When developing a Spark application, specify the Hadoop version by adding the
"hadoop-client" artifact to your project's dependencies. For example, if you're
using Hadoop 1.0.1 and build your application using SBT, add this entry to
libraryDependencies
:
"org.apache.hadoop" % "hadoop-client" % "1.2.1"
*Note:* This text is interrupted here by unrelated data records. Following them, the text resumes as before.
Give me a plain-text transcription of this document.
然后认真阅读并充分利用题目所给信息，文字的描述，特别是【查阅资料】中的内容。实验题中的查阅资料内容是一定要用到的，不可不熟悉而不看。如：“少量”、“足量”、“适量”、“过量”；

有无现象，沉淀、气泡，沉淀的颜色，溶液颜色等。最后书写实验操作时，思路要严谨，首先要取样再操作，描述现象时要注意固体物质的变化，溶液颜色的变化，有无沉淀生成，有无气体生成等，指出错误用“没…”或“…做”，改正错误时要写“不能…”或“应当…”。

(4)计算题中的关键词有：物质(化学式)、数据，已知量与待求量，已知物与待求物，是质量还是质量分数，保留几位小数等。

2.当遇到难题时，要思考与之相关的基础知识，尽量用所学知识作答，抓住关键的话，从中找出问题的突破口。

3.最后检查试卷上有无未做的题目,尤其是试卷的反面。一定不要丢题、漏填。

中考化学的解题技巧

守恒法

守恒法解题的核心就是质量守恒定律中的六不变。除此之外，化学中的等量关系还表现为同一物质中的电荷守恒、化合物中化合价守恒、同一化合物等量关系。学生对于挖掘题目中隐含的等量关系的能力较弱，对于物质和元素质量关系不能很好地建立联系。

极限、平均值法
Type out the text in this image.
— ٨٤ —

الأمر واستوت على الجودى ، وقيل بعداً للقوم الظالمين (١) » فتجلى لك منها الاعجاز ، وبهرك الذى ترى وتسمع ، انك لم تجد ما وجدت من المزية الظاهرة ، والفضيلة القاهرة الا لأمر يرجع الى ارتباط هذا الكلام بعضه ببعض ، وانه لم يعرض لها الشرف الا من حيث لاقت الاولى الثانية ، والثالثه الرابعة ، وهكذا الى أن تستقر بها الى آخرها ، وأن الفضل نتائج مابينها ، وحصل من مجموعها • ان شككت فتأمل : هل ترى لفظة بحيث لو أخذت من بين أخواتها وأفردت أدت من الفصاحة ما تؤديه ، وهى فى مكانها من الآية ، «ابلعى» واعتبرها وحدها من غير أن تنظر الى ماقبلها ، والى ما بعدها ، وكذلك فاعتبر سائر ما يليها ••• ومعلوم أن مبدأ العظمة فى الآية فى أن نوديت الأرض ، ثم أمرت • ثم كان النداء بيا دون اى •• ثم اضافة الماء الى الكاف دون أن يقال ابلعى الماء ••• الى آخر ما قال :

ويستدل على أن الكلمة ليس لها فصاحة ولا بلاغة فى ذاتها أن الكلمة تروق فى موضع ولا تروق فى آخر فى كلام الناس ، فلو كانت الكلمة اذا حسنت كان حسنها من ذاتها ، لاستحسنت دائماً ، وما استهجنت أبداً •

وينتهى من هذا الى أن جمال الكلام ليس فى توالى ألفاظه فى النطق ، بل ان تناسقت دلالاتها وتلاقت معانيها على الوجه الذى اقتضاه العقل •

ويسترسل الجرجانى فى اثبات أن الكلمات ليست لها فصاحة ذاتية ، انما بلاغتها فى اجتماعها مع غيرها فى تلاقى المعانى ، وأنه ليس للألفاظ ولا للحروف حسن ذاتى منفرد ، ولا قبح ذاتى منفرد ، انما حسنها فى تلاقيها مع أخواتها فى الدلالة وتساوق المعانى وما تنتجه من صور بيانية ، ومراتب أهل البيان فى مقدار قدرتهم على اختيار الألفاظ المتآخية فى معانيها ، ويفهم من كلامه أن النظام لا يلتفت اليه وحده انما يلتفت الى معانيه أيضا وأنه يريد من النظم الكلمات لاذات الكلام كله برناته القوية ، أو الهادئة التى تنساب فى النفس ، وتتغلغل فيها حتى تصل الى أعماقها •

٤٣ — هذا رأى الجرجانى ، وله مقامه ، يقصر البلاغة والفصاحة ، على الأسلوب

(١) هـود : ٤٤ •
If your project is built with Maven, add this to your POM file's <dependencies>
section:
<dependency>
<groupId>org.apache.hadoop</groupId>
<artifactId>hadoop-client</artifactId>
<version>1.2.1</version>
</dependency>
Configuration
Please refer to the Configuration guide in the online documentation for an overview on how to configure Spark.
Apache Incubator Notice
Apache Spark is an effort undergoing incubation at The Apache Software Foundation (ASF), sponsored by the Apache Incubator. Incubation is required of all newly accepted projects until a further review indicates that the infrastructure, communications, and decision making process have stabilized in a manner consistent with other successful ASF projects. While incubation status is not necessarily a reflection of the completeness or stability of the code, it does indicate that the project has yet to be fully endorsed by the ASF.
Contributing to Spark
Contributions via GitHub pull requests are gladly accepted from their original author. Along with any pull requests, please state that the contribution is your original work and that you license the work to the project under the project's open source license. Whether or not you state this explicitly, by submitting any copyrighted material via pull request, email, or other means you agree to license the material under the project's open source license and warrant that you have the legal authority to do so.